After including True Blue on 1987’s Who’s That Girl World Tour set list, the song appeared to have been written out of Madonna’s repertoire following her split from Sean. By 2015’s Rebel Heart Tour, Madonna had made amens with both Sean and True Blue, performing the track as a stripped-down, crowd-pleasing acoustic number.

Shep Pettibone’s remixes of the single marked his first of many collaborations with Madonna.

Today in Madonna History: August 15, 1992

On August 15 1992, This Used To Be My Playground spent the first of three weeks at #1 on the RPM Canadian Top 100 Singles chart. In RPM’s year-end tally of the biggest hits of 1992 in Canada, the hit placed at #8.

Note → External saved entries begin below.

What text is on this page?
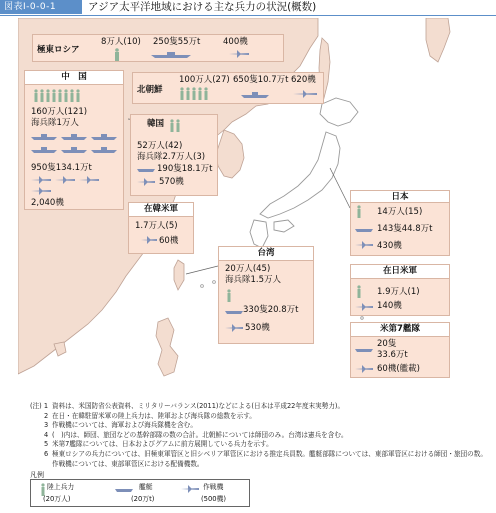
図表Ⅰ-0-0-1	アジア太平洋地域における主な兵力の状況(概数)
極東ロシア
8万人(10) 250隻55万t	400機
北朝鮮
100万人(27) 650隻10.7万t 620機
中　国
160万人(121)
海兵隊1万人
950隻134.1万t
2,040機
韓国
52万人(42)
海兵隊2.7万人(3)
190隻18.1万t
570機
在韓米軍
1.7万人(5)
60機
台湾
20万人(45)
海兵隊1.5万人
330隻20.8万t
530機
日本
14万人(15)
143隻44.8万t
430機
在日米軍
1.9万人(1)
140機
米第7艦隊
20隻
33.6万t
60機(艦載)
(注) 1 資料は、米国防省公表資料、ミリタリーバランス(2011)などによる(日本は平成22年度末実勢力)。
2 在日・在韓駐留米軍の陸上兵力は、陸軍および海兵隊の総数を示す。
3 作戦機については、海軍および海兵隊機を含む。
4 (　)内は、師団、旅団などの基幹部隊の数の合計。北朝鮮については師団のみ。台湾は憲兵を含む。
5 米第7艦隊については、日本およびグアムに前方展開している兵力を示す。
6 極東ロシアの兵力については、旧極東軍管区と旧シベリア軍管区における推定兵員数。艦艇部隊については、東部軍管区における師団・旅団の数。作戦機については、東部軍管区における配備機数。
凡例
陸上兵力
(20万人)
艦艇
(20万t)
作戦機
(500機)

This Used To Be My Playground was written by Madonna, Shep Pettibone & Tony Shimkin (although he was not originally credited) and produced by Madonna & Pettibone.

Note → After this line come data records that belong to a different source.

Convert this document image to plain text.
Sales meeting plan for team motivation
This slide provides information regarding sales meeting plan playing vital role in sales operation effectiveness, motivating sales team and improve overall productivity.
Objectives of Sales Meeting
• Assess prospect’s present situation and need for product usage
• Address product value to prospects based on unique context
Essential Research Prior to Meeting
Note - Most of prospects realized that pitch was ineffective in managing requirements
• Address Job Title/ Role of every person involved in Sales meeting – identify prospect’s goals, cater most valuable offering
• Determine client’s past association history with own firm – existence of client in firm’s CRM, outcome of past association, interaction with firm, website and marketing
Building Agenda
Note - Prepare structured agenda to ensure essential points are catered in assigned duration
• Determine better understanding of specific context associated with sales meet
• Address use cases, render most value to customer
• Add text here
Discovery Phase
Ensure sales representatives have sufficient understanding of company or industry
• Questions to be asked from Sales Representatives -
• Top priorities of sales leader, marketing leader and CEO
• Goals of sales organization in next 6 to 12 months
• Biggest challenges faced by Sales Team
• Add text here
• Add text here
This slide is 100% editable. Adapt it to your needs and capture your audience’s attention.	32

In an interview with the fan site MadonnaTribe, Shimkin recalled a last-minute dash to complete the recording of the song’s orchestral parts:

“When we recorded it with Al Schmidt at Ocean Way studio in L.A., we had a 30-piece orchestra and Jeremy Lubbock did the string arrangements, (but) we never included the demo that had the solo string part in it when we had him chart everything out for the orchestra,” revealed Shimkin. “On the day we were recording, we thought we were done and realized we forgot the solo. I quickly sang the part to the copyist, who then charted it out for the violin players, and they got it recorded with one minute to spare on the clock. When you have a thirty piece orchestra, it can be super expensive to roll into a second hour of their time!”